[A giant fern hedge.] The huts I visited deserve no special description. Composed of bamboos and palm-leaves, they are not essentially different from the dwellings of poor Filipinos; and in their neighborhood were small fields planted with batata, maize, caladium and sugar-cane, and enclosed by magnificent polypody ferns. One of the highest of these, which I caused to be felled for the purpose, measured in the stem nine meters, thirty centimeters; in the crown, two meters, twelve centimeters; and its total length was eleven meters, forty-two centimeters or over thirty-six feet.

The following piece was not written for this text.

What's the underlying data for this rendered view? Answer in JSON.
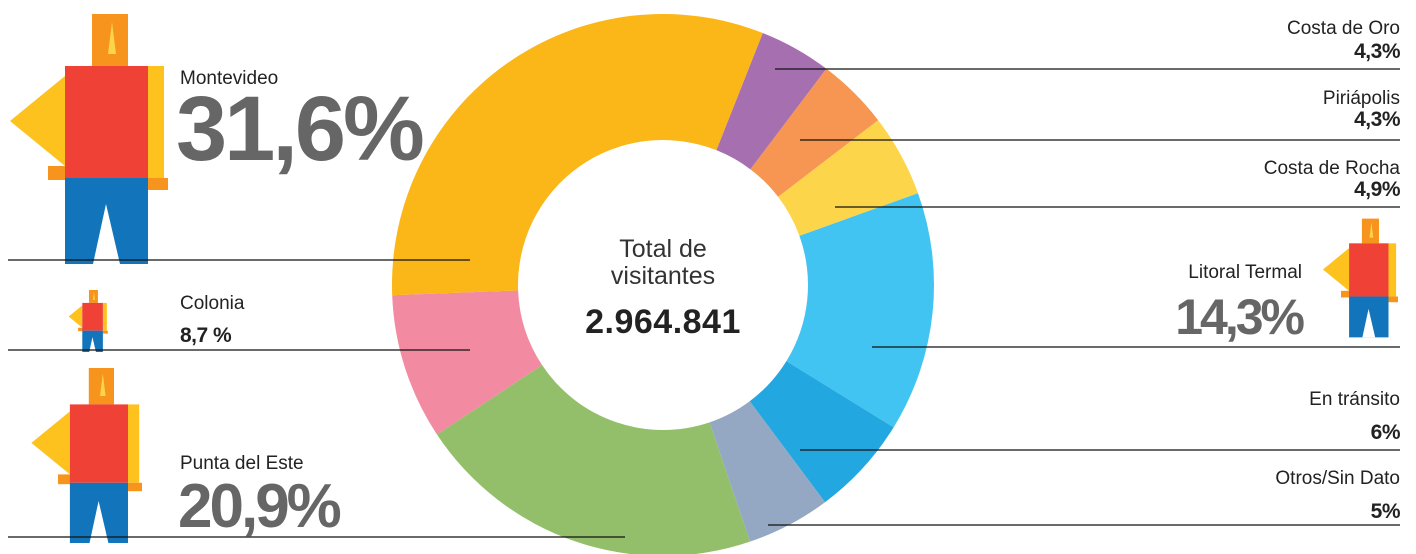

[Simple stringed instruments.] A young lad produced music on a kind of lute, called baringbau; consisting of the dry shaft of the scitamina stretched in the form of a bow by means of a thin tendril instead of gut. Half a coco shell is fixed in the middle of the bow, which, when playing, is placed against the abdomen, and serves as a sounding board; and the string when struck with a short wand, gave out a pleasing humming sound, realizing the idea of the harp and plectrum in their simplest forms. Others accompanied the musician on Jews’ harps of bamboos, as accurate as those of the Mintras on the Malay Peninsula; and there was one who played on a guitar, which he had himself made, but after a European pattern. The hut contained no utensils besides bows, arrows, and a cooking pot. The possessor of clothes bore them on his person. I found the women as decently clad as the Filipino Christian women, and carrying, besides, a forest knife, or bolo. As a mark of entire confidence, I was taken into the tobacco fields, which were well concealed and protected by foot-lances; and they appeared to be carefully looked after.
[The people and their crops.] The result of my familiarity with this people, both before and after this opportunity, may be briefly summed up: They live on the higher slopes of the mountain, never, indeed, below 1,500 feet; each family by itself. It is difficult to ascertain how many of them there may now be, as but little intercourse takes place amongst them. In the part of the mountain belonging to the district of Goa, their number is estimated at about fifty men and twenty women, including the children: but twenty years before the population was more numerous. Their food consists principally of batata, besides some gabi (caladium). A little maize is likewise cultivated, as well as some ubi (dioscorea), and a small quantity of sugar-cane for chewing.